Un punto particolarmente dolente sollevato dal Movimento 5 Stelle riguarda il confronto tra il trattamento riservato a Cerno e quello destinato a icone della divulgazione scientifica e culturale. Viene citato esplicitamente il caso di Alberto Angela, una delle figure più amate e autorevoli della televisione italiana, che risulterebbe attualmente senza contratto. Questa circostanza viene utilizzata come termine di paragone per evidenziare quella che viene percepita come una gestione scellerata delle priorità aziendali. Oltre ad Angela, anche il futuro dei programmi di Mario Tozzi sembra essere avvolto nell’incertezza, alimentando il sospetto che la Rai stia preferendo investire su figure vicine all’attuale area di governo piuttosto che proteggere il patrimonio culturale e informativo costruito in decenni di servizio pubblico. La sensazione diffusa tra le fila dell’opposizione è che si stiano letteralmente buttando soldi dalla finestra per fini puramente politici.

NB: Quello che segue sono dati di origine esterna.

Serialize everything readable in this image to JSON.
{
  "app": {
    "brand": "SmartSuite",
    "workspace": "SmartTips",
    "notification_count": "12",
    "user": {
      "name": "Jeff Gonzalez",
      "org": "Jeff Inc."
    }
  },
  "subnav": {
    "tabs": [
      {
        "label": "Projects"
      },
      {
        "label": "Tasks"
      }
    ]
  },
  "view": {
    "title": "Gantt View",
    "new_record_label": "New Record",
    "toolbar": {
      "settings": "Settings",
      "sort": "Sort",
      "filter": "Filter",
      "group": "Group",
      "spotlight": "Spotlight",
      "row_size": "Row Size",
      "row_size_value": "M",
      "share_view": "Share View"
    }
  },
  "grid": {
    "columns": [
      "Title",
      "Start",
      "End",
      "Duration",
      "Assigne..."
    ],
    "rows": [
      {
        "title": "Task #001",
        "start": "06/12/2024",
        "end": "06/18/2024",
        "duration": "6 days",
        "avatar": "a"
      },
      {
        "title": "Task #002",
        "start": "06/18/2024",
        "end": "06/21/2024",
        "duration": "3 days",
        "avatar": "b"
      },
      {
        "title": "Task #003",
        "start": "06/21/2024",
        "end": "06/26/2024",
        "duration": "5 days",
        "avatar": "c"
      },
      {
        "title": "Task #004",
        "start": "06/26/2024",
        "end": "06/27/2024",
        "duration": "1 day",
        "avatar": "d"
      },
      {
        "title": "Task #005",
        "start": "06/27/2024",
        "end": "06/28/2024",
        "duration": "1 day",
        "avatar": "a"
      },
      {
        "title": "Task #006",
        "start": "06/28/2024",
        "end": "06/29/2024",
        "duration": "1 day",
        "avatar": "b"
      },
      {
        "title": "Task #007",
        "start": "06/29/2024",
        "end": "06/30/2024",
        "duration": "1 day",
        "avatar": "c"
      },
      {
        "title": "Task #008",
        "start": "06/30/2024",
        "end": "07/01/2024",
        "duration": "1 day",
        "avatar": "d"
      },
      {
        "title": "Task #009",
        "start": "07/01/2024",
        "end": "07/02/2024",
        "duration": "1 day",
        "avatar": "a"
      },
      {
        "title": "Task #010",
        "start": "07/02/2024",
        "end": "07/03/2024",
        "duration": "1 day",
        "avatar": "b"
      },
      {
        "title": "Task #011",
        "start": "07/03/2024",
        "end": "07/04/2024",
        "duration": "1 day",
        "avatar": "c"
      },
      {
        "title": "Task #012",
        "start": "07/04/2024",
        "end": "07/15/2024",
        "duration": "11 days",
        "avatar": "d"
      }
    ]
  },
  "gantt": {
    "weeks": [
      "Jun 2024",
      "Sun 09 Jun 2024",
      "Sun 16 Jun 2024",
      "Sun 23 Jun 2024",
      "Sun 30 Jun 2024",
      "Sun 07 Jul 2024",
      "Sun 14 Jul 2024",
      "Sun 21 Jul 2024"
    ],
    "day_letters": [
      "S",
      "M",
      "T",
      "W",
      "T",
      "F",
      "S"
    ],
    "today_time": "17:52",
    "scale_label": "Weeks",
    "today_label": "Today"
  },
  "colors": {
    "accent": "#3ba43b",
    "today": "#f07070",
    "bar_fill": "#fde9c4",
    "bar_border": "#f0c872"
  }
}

La polemica si arricchisce di un ulteriore livello di complessità se si considera il ruolo ricoperto da Tommaso Cerno al di fuori della Rai. Il Movimento 5 Stelle punta il dito contro il fatto che il direttore del Giornale riceva lauti compensi dall’azienda pubblica mentre, contemporaneamente, sulla testata da lui diretta verrebbe portata avanti quella che definiscono una campagna di fango contro programmi storici della Rai come Report. Questo doppio ruolo viene visto come un corto circuito etico e professionale inaccettabile. I grillini accusano Cerno di essere uno dei principali sostenitori mediatici del governo Meloni, suggerendo che la sua presenza su Rai2 sia una sorta di premio politico piuttosto che una scelta basata su meriti puramente televisivi. Questa dinamica rafforza l’idea di una TeleMeloni sempre più orientata a occupare militarmente gli spazi informativi a scapito del pluralismo e dell’indipendenza editoriale.

Reazioni sindacali e malcontento interno

Non è solo la politica a protestare, poiché anche all’interno di Viale Mazzini il clima è diventato incandescente. L’Usigrai, il sindacato principale dei giornalisti Rai, ha preso una posizione netta contro l’ennesimo affidamento a collaboratori esterni. Il sindacato denuncia uno smacco inaccettabile nei confronti delle migliaia di dipendenti e giornalisti interni che avrebbero le competenze per ricoprire quei ruoli senza costi aggiuntivi così elevati. La scelta di puntare massicciamente su professionisti esterni viene interpretata come una mancanza di fiducia nel personale dell’azienda e un inutile spreco di denaro pubblico. Questo malumore si inserisce in un contesto di agitazione sindacale più ampio, segnato da scioperi e proteste contro la gestione del direttore Paolo Petrecca, recentemente finito sotto accusa per consulenze esterne giudicate eccessive e fuori controllo.

Incertezze sul futuro della gestione aziendale

Mentre la commissione di Vigilanza attende risposte ufficiali dai vertici Rai, il futuro della striscia di Cerno rimane al centro del mirino. L’amministratore delegato è chiamato a confermare o smentire le cifre circolate, ma il silenzio attuale di Viale Mazzini non fa che alimentare le speculazioni e la rabbia delle opposizioni. Il prossimo consiglio di amministrazione sarà un passaggio cruciale per capire se l’azienda intende tirare dritto o se ci saranno margini per una revisione di queste scelte editoriali ed economiche. La percezione di un costante declino qualitativo e di un asservimento alle logiche di potere sta creando una frattura che sembra difficile da ricomporre nel breve periodo. La sfida per la Rai sarà quella di dimostrare di poter ancora essere una casa comune per tutti i cittadini, indipendentemente dal colore politico, recuperando quella credibilità che oggi appare fortemente compromessa.